The families were represented by attorneys Robert Tolchin of New York and Nitsana Darshan-Leitner of Tel Aviv. Darshan-Leitner is the director of the Shurat HaDin Law Center.
The Court awarded the families $38 million dollars in compensatory damages and levied a $300 million punitive damages award against the Syrian government as well.
Marvin Wilson and the family of the deceased Ronald Wyatt brought the lawsuit against Syria, alleging that Damascus had allowed the PKK to operate from Syrian territory, and provided financial support and training to the terrorist group. The civil action sought both compensation and punitive damages from Syria.
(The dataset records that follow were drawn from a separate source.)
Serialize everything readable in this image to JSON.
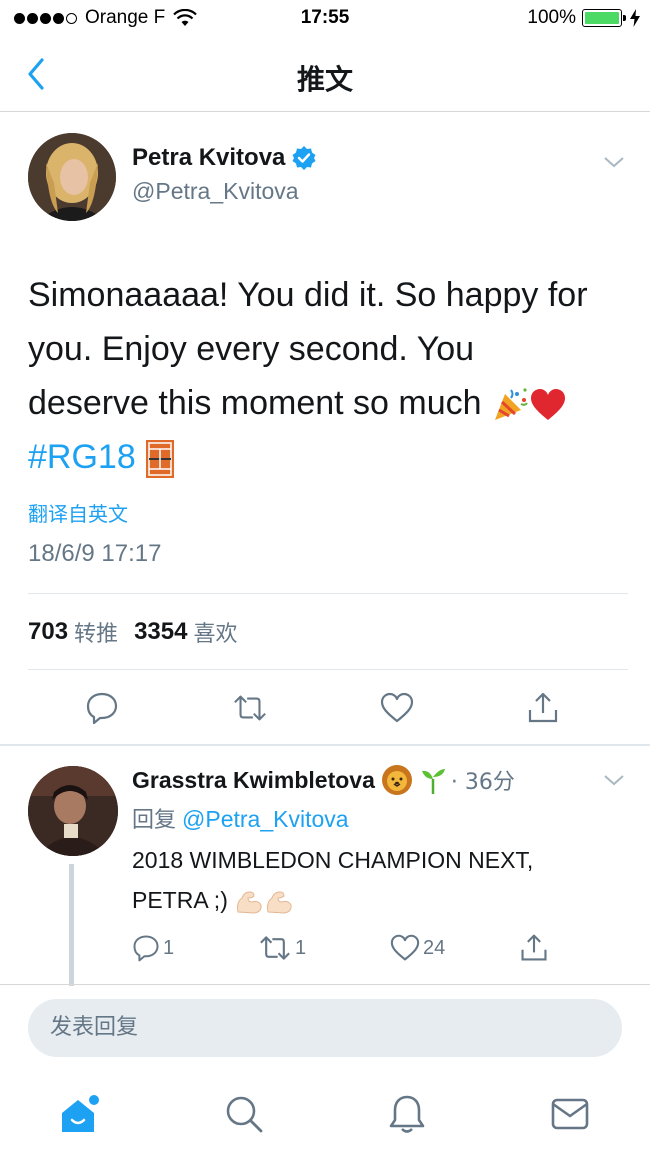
{
  "status_bar": {
    "carrier": "Orange F",
    "time": "17:55",
    "battery": "100%",
    "battery_level": 1.0
  },
  "nav": {
    "title": "推文",
    "back_icon": "chevron-left-icon"
  },
  "tweet": {
    "author_name": "Petra Kvitova",
    "author_handle": "@Petra_Kvitova",
    "verified": true,
    "text_line1": "Simonaaaaa! You did it. So happy for",
    "text_line2": "you. Enjoy every second. You",
    "text_line3": "deserve this moment so much",
    "hashtag": "#RG18",
    "translate_label": "翻译自英文",
    "timestamp": "18/6/9 17:17",
    "retweet_count": "703",
    "retweet_label": "转推",
    "like_count": "3354",
    "like_label": "喜欢"
  },
  "reply": {
    "author_name": "Grasstra Kwimbletova",
    "time": "· 36分",
    "reply_to_label": "回复",
    "reply_to_handle": "@Petra_Kvitova",
    "text_line1": "2018 WIMBLEDON CHAMPION NEXT,",
    "text_line2": "PETRA ;)",
    "reply_count": "1",
    "retweet_count": "1",
    "like_count": "24"
  },
  "compose": {
    "placeholder": "发表回复"
  },
  "tabs": [
    "home-icon",
    "search-icon",
    "bell-icon",
    "mail-icon"
  ],
  "colors": {
    "accent": "#1da1f2",
    "secondary_text": "#657786",
    "divider": "#e1e8ed",
    "battery": "#4cd964"
  }
}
In September 1991, Wilson and Wyatt traveled to Turkey as part of an archeological project to excavate a site near Mount Ararat, where according to the Tanach, Noah’s Ark is believed to have finally found land. Shortly after traveling near the Syrian border the Americans, along with others, were taken hostage by armed gunmen. For the next 21 days the captives were subjected to brutal treatment, forced 18 hour marches and repeatedly assaulted by their PKK captors.
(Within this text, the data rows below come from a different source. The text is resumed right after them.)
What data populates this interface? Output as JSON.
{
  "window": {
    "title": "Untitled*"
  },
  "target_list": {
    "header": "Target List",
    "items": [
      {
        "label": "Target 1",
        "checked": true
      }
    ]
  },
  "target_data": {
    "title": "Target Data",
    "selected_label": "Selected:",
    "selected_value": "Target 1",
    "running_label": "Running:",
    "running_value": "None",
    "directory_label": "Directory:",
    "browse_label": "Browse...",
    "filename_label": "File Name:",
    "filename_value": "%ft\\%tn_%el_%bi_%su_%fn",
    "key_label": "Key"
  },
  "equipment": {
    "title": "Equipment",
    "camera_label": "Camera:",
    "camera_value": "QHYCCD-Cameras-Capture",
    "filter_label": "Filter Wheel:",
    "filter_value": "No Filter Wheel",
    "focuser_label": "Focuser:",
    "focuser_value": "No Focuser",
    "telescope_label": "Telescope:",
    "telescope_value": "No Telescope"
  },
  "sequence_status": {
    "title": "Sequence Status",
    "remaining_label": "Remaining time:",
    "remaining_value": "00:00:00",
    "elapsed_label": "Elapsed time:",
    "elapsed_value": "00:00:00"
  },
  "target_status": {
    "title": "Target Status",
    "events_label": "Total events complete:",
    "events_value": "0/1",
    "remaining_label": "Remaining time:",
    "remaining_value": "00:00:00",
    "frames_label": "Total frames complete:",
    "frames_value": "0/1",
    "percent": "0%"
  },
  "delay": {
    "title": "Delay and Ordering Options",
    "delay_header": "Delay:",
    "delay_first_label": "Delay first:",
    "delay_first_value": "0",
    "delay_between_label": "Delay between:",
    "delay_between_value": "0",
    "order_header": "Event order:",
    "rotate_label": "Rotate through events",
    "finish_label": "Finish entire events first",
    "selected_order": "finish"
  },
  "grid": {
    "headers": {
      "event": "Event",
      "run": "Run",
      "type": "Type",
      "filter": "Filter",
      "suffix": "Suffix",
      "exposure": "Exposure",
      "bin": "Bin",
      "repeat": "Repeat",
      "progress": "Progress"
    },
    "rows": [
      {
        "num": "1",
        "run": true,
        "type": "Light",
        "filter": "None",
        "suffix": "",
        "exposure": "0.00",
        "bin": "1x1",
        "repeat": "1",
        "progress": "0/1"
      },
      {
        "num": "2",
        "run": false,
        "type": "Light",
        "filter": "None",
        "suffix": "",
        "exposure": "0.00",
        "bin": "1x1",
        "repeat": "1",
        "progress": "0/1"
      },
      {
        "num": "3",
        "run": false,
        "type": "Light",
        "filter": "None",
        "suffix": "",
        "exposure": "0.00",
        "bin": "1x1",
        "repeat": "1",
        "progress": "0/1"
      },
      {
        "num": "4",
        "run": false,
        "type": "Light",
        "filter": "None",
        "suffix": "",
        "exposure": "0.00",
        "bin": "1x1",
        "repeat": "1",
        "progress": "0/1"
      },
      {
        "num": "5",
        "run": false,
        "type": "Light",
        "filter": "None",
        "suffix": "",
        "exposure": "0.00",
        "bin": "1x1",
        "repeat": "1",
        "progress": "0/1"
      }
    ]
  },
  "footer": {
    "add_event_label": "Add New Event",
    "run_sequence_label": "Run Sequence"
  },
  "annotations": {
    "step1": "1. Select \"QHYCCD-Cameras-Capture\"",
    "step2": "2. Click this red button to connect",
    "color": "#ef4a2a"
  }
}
The terrorists made ransom demands to the Turkish and American governments.
In July 2001, plaintiffs filed a complaint against Syria pursuant to the Foreign Sovereign Immunity Act’s terrorism exception, 28 U.S.C. § 1605A in the U.S. district court in Washington D.C.
The Court wrote in its ruling that “the brutal character of the kidnapping in this case, the significant harm it caused both the hostage plaintiffs and their families, along with Syria’s demonstrated and well known policy to encourage terrorism all merit an award of punitive damages.”
Darshan-Leitner said following the ruling, “This is a groundbreaking ruling which finds that Syria was responsible for the crimes perpetrated by the PKK terror organization it sponsors. This ruling also points to an underlying fact: the free world will no longer stand idle while international crimes are committed and it will fight against those rogue regimes which support these heinous acts. Above all, the court found that this kidnapping was brutal and heinous, and involved threats of execution, torture, as well as marches through mountains and dense forests. It is therefore fitting that compensation should be in the millions not in the tens of thousands. These days Syria continues to commit crimes against those who oppose the regime, and Syria will pay.”
Last month, Shurat HaDin filed a lawsuit on behalf of two dozen Americans in Israel, who are suing U.S. Secretary of State Hillary Clinton for negligence in allowing the United States to fund the Palestinian Authority, which used the money for terror.
The Federal suit alleges that the U.S. State Department violated the Anti-Terrorism Act, and abandoned Congressional safeguards, transparency and reporting requirements.
Clinton allegedly ignored congressional safeguards and transparency requirements attached to American aid to the Palestinian Authority, the Law Center stated.